千葉の昇格が懸かった試合には間違いないのだが、昇格の可能性が残る一方で、J2への残留が決まる可能性が生じてきたのだ。今ゲームに先立って行われる岐阜vs福岡(12:00キックオフ)で3位福岡が勝って、4位千葉が引き分け以下だとその時点で福岡の3位以内が確定。千葉のJ2残留が決まってしまう。昇格レースの瀬戸際に立った千葉の相手となるのは、前節甲府を敵地で撃破した草津だ。
福岡と昇格争いのデットヒートを繰り広げてきた千葉は31節横浜FC戦、32節甲府戦、33節札幌戦で痛恨の3連敗、崖っぷちへ追い込まれてしまった。しかし東京Vとのデスマッチで執念の逆転勝利を挙げてライバルを蹴落とすと、前節北九州戦でも後半ロスタイムに佐藤勇人が決勝ゴールを決め2−1で勝利。勝点62の3位福岡を、勝点5差で追随している。残り試合を考えると状況が厳しいのは確かだが、もし今節で福岡が敗れれば状況は一変する。

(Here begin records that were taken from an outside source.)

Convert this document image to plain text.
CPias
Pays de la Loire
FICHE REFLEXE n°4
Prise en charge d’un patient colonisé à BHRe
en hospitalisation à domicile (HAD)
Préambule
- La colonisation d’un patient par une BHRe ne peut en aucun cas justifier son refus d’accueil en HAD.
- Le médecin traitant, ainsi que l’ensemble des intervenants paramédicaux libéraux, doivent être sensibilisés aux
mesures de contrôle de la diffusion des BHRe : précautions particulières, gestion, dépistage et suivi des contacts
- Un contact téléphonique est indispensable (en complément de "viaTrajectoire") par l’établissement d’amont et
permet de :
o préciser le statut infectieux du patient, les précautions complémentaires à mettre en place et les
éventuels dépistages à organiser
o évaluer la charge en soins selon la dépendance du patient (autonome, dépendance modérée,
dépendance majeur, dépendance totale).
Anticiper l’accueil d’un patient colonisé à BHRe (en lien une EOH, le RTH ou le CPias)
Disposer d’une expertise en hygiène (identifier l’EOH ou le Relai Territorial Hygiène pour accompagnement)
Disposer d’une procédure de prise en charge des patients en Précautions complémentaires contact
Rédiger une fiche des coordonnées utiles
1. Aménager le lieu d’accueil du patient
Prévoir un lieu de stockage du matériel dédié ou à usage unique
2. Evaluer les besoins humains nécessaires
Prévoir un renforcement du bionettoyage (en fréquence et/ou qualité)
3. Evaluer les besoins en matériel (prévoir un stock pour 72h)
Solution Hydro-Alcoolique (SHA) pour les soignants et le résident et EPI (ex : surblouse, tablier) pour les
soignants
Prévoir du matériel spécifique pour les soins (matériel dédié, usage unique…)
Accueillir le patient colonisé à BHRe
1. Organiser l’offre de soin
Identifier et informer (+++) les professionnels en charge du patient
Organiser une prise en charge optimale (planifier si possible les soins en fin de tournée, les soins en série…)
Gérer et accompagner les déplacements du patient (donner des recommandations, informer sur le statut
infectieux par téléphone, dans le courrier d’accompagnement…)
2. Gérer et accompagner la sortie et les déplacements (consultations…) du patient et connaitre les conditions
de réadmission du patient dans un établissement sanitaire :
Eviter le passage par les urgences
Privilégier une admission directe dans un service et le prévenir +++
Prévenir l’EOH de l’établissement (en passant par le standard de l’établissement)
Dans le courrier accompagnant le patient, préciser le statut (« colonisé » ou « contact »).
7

昇格の可能性を追求する千葉だが北九州戦前の19日に江尻篤彦監督の今季限りでの退任を発表した。可能性を残す中での発表に関して賛否はあるが、それもJ1復帰が義務となっている千葉というクラブの厳しさか。江尻監督は「昇格を懸けた戦いは終わっていない。この現状をしっかりと受け止め、諦めず、しっかりと戦っていきたい」とコメントしている。谷澤達也は北九州戦後に「僕たちは残り試合で全部勝たないといけない」と話したが、千葉は残り3戦で全勝して奇跡を待つしかない。
ホーム草津は、深い悲しみの中で今ゲームを迎えることになる。草津にとってこの千葉戦は力試しの意味合いが濃かったが、18日夜にそれが一変した。クラブは8選手の戦力外通告を発表、その中には高田保則、廣山望、崔成勇ら草津を心から愛してきた功労者も含まれていた。今季彼らの出場機会が減っていたのは事実だが、チームが彼らの力を活かせなかったのも事実だ。不甲斐ない戦いぶりで低迷した序盤戦に1ないし2の勝ち星を挙げることができていたならば今季の成績はまったく違っていた。このような形で彼らに別れを告げるのは寂しいかぎりだ。

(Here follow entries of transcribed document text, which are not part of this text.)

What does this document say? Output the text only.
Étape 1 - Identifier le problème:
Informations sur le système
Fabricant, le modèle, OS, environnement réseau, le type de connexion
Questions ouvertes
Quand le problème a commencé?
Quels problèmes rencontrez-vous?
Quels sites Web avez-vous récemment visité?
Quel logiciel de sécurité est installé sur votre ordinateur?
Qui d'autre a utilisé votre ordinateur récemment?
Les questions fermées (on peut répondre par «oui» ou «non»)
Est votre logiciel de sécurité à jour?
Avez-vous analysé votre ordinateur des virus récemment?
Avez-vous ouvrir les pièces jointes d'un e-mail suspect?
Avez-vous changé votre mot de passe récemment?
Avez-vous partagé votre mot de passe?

前節の甲府戦では、先発出場した高田、廣山が意地を見せてくれた。廣山は菊池の先制ゴールの起点となるサイド突破を見せ、高田はJ2最多記録となる通算75ゴールを決めてくれた。悔しさを飲み込みながらチームの勝利のために戦う彼らの姿に触発されたチームは、クラブ最多記録となる4ゴールを奪って甲府に大勝。J2中断明けから本来の力を取り戻した草津は、再開後に福岡、東京V、甲府など上位陣を次々と撃破、後半戦のダークホースとなっている。今節は、千葉からの勝利を狙う。

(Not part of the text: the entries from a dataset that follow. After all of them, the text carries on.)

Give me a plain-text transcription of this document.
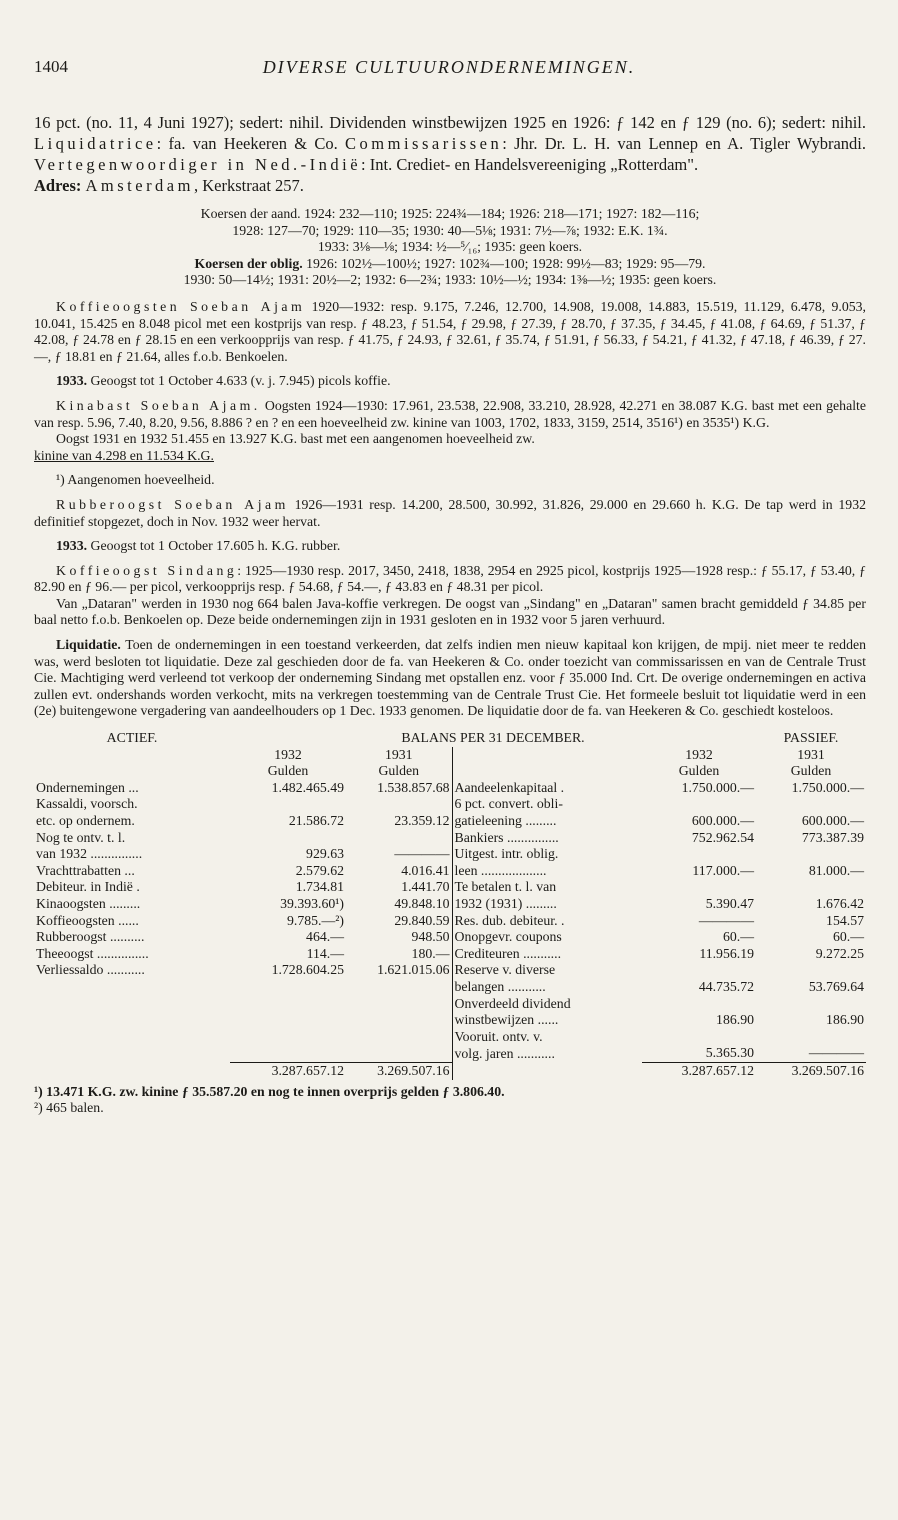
1404	DIVERSE CULTUURONDERNEMINGEN.

16 pct. (no. 11, 4 Juni 1927); sedert: nihil. Dividenden winstbewijzen 1925 en 1926: ƒ 142 en ƒ 129 (no. 6); sedert: nihil. Liquidatrice: fa. van Heekeren & Co. Commissarissen: Jhr. Dr. L. H. van Lennep en A. Tigler Wybrandi. Vertegenwoordiger in Ned.-Indië: Int. Crediet- en Handelsvereeniging „Rotterdam".

Adres: Amsterdam, Kerkstraat 257.

Koersen der aand. 1924: 232—110; 1925: 224¾—184; 1926: 218—171; 1927: 182—116;

1928: 127—70; 1929: 110—35; 1930: 40—5⅛; 1931: 7½—⅞; 1932: E.K. 1¾.

1933: 3⅛—⅛; 1934: ½—⁵⁄₁₆; 1935: geen koers.

Koersen der oblig. 1926: 102½—100½; 1927: 102¾—100; 1928: 99½—83; 1929: 95—79.

1930: 50—14½; 1931: 20½—2; 1932: 6—2¾; 1933: 10½—½; 1934: 1⅜—½; 1935: geen koers.

Koffieoogsten Soeban Ajam 1920—1932: resp. 9.175, 7.246, 12.700, 14.908, 19.008, 14.883, 15.519, 11.129, 6.478, 9.053, 10.041, 15.425 en 8.048 picol met een kostprijs van resp. ƒ 48.23, ƒ 51.54, ƒ 29.98, ƒ 27.39, ƒ 28.70, ƒ 37.35, ƒ 34.45, ƒ 41.08, ƒ 64.69, ƒ 51.37, ƒ 42.08, ƒ 24.78 en ƒ 28.15 en een verkoopprijs van resp. ƒ 41.75, ƒ 24.93, ƒ 32.61, ƒ 35.74, ƒ 51.91, ƒ 56.33, ƒ 54.21, ƒ 41.32, ƒ 47.18, ƒ 46.39, ƒ 27.—, ƒ 18.81 en ƒ 21.64, alles f.o.b. Benkoelen.

1933. Geoogst tot 1 October 4.633 (v. j. 7.945) picols koffie.

Kinabast Soeban Ajam. Oogsten 1924—1930: 17.961, 23.538, 22.908, 33.210, 28.928, 42.271 en 38.087 K.G. bast met een gehalte van resp. 5.96, 7.40, 8.20, 9.56, 8.886 ? en ? en een hoeveelheid zw. kinine van 1003, 1702, 1833, 3159, 2514, 3516¹) en 3535¹) K.G.

Oogst 1931 en 1932 51.455 en 13.927 K.G. bast met een aangenomen hoeveelheid zw.

kinine van 4.298 en 11.534 K.G.

¹) Aangenomen hoeveelheid.

Rubberoogst Soeban Ajam 1926—1931 resp. 14.200, 28.500, 30.992, 31.826, 29.000 en 29.660 h. K.G. De tap werd in 1932 definitief stopgezet, doch in Nov. 1932 weer hervat.

1933. Geoogst tot 1 October 17.605 h. K.G. rubber.

Koffieoogst Sindang: 1925—1930 resp. 2017, 3450, 2418, 1838, 2954 en 2925 picol, kostprijs 1925—1928 resp.: ƒ 55.17, ƒ 53.40, ƒ 82.90 en ƒ 96.— per picol, verkoopprijs resp. ƒ 54.68, ƒ 54.—, ƒ 43.83 en ƒ 48.31 per picol.

Van „Dataran" werden in 1930 nog 664 balen Java-koffie verkregen. De oogst van „Sindang" en „Dataran" samen bracht gemiddeld ƒ 34.85 per baal netto f.o.b. Benkoelen op. Deze beide ondernemingen zijn in 1931 gesloten en in 1932 voor 5 jaren verhuurd.

Liquidatie. Toen de ondernemingen in een toestand verkeerden, dat zelfs indien men nieuw kapitaal kon krijgen, de mpij. niet meer te redden was, werd besloten tot liquidatie. Deze zal geschieden door de fa. van Heekeren & Co. onder toezicht van commissarissen en van de Centrale Trust Cie. Machtiging werd verleend tot verkoop der onderneming Sindang met opstallen enz. voor ƒ 35.000 Ind. Crt. De overige ondernemingen en activa zullen evt. ondershands worden verkocht, mits na verkregen toestemming van de Centrale Trust Cie. Het formeele besluit tot liquidatie werd in een (2e) buitengewone vergadering van aandeelhouders op 1 Dec. 1933 genomen. De liquidatie door de fa. van Heekeren & Co. geschiedt kosteloos.

ACTIEF.	BALANS PER 31 DECEMBER.				PASSIEF.
	1932	1931		1932	1931
	Gulden	Gulden		Gulden	Gulden
Ondernemingen ...	1.482.465.49	1.538.857.68	Aandeelenkapitaal .	1.750.000.—	1.750.000.—
Kassaldi, voorsch.			6 pct. convert. obli-		
etc. op ondernem.	21.586.72	23.359.12	gatieleening .........	600.000.—	600.000.—
Nog te ontv. t. l.			Bankiers ...............	752.962.54	773.387.39
van 1932 ...............	929.63	————	Uitgest. intr. oblig.		
Vrachttrabatten ...	2.579.62	4.016.41	leen ...................	117.000.—	81.000.—
Debiteur. in Indië .	1.734.81	1.441.70	Te betalen t. l. van		
Kinaoogsten .........	39.393.60¹)	49.848.10	1932 (1931) .........	5.390.47	1.676.42
Koffieoogsten ......	9.785.—²)	29.840.59	Res. dub. debiteur. .	————	154.57
Rubberoogst ..........	464.—	948.50	Onopgevr. coupons	60.—	60.—
Theeoogst ...............	114.—	180.—	Crediteuren ...........	11.956.19	9.272.25
Verliessaldo ...........	1.728.604.25	1.621.015.06	Reserve v. diverse		
			belangen ...........	44.735.72	53.769.64
			Onverdeeld dividend		
			winstbewijzen ......	186.90	186.90
			Vooruit. ontv. v.		
			volg. jaren ...........	5.365.30	————
	3.287.657.12	3.269.507.16		3.287.657.12	3.269.507.16

¹) 13.471 K.G. zw. kinine ƒ 35.587.20 en nog te innen overprijs gelden ƒ 3.806.40.

²) 465 balen.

甲府戦後、ヒーローインタビューの場に立った高田は周囲からの激励の言葉に涙腺を緩ませた。周囲にいた選手、スタッフたちも泣いていたという。「まだ終わりじゃない」。2戦連続ゴールとなった高田は言葉を震わせながらもつとめて気丈に振舞った。22日の練習後、高田は「甲府戦では多くの人たちから温かい声をかけてもらって本当に自分は恵まれた環境でサッカーができていたんだなって思った。残り試合は、ザスパで5年間やってきたことのすべてをピッチで表現したいと思う」と悲しみを笑顔で隠した。23日は、悲しみを越えて一つになった草津が、千葉の前に立ちはだかる。戦術、システム、戦力など机上の領域を越えた死闘となることだろう。
以上
※ 文中で「昇格」と表記していますが、正式な決定はJリーグ理事会で行われます。